1. ## Real Hard Trigonometry Question ?

cos2x + √3sin2x = 2 ????????????

2. ## Re: Real Hard Trigonometry Question ?

$\displaystyle \sqrt{1- sin^2(2x)}+ \sqrt{3} sin(2x)+ 2$
$\displaystyle \sqrt{1- sin^2(2x)}= 2- \sqrt{3}sin(2x)$

Let y= sin(2x). $\displaystyle \sqrt{1- y^2}= 2- \sqrt{3}y$

Square both sides to get a quadratic equation for y.

3. ## Re: Real Hard Trigonometry Question ?

Isn't cos2x = 1 - 2sin^2 x ?? So why apply the square root ?

And I think you meant =2 instead of +2 in the first line.

4. ## Re: Real Hard Trigonometry Question ?

Isn't cos2x = 1 - 2sin^2 x ?? So why apply the square root ?

And I think you meant =2 instead of +2 in the first line.

5. ## Re: Real Hard Trigonometry Question ?

Yes it is.

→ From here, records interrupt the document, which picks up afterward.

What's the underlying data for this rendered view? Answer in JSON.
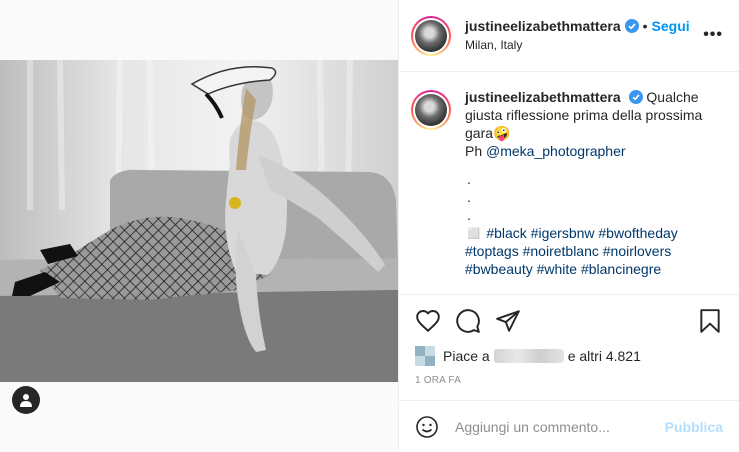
{
  "post": {
    "username": "justineelizabethmattera",
    "location": "Milan, Italy",
    "follow_label": "Segui",
    "dot": "•",
    "more": "•••"
  },
  "caption": {
    "username": "justineelizabethmattera",
    "text_1": "Qualche giusta riflessione prima della prossima gara",
    "emoji": "🤪",
    "ph_prefix": "Ph",
    "mention": "@meka_photographer",
    "dots": [
      ".",
      ".",
      "."
    ],
    "square": "◻️",
    "hashtags_1": "#black #igersbnw #bwoftheday",
    "hashtags_2": "#toptags #noiretblanc #noirlovers",
    "hashtags_3": "#bwbeauty #white #blancinegre"
  },
  "likes": {
    "prefix": "Piace a",
    "others": "e altri 4.821"
  },
  "time_ago": "1 ORA FA",
  "comment": {
    "placeholder": "Aggiungi un commento...",
    "post_label": "Pubblica"
  },
  "icons": {
    "like": "heart-icon",
    "comment": "comment-icon",
    "share": "share-icon",
    "save": "bookmark-icon",
    "emoji": "emoji-icon",
    "tag": "user-tag-icon"
  },
  "colors": {
    "accent": "#0095f6",
    "link": "#00376b",
    "muted": "#8e8e8e",
    "post_disabled": "#b2dffc"
  }
}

But that's not what HallsOfIvy did. He applied the Pythagorean Identity. Notice how what he did is still in terms of sin(2x), not sin(x)?

6. ## Re: Real Hard Trigonometry Question ?

Hello, OmarAj96!

$\displaystyle \cos2x + \sqrt{3}\sin2x \:=\: 2$

Divide by 2: .$\displaystyle \tfrac{1}{2}\cos2x + \tfrac{\sqrt{3}}{2}\sin2x \:=\:1$

Then we have:

. . $\displaystyle \sin\tfrac{\pi}{6}\cos2x + \cos\tfrac{\pi}{6}\sin2x \:=\:1$

. . . . . . . . . . . $\displaystyle \sin(2x + \tfrac{\pi}{6}) \:=\:1$

. . . . . . . . . . . . . . $\displaystyle 2x + \tfrac{\pi}{6} \:=\: \tfrac{\pi}{2} + 2\pi n$

. . . . . . . . . . . . . . . . . $\displaystyle 2x \:=\:\tfrac{\pi}{3} + 2\pi n$

. . . . . . . . . . . . . . . . . . $\displaystyle x \:=\:\tfrac {\pi}{6} + \pi n$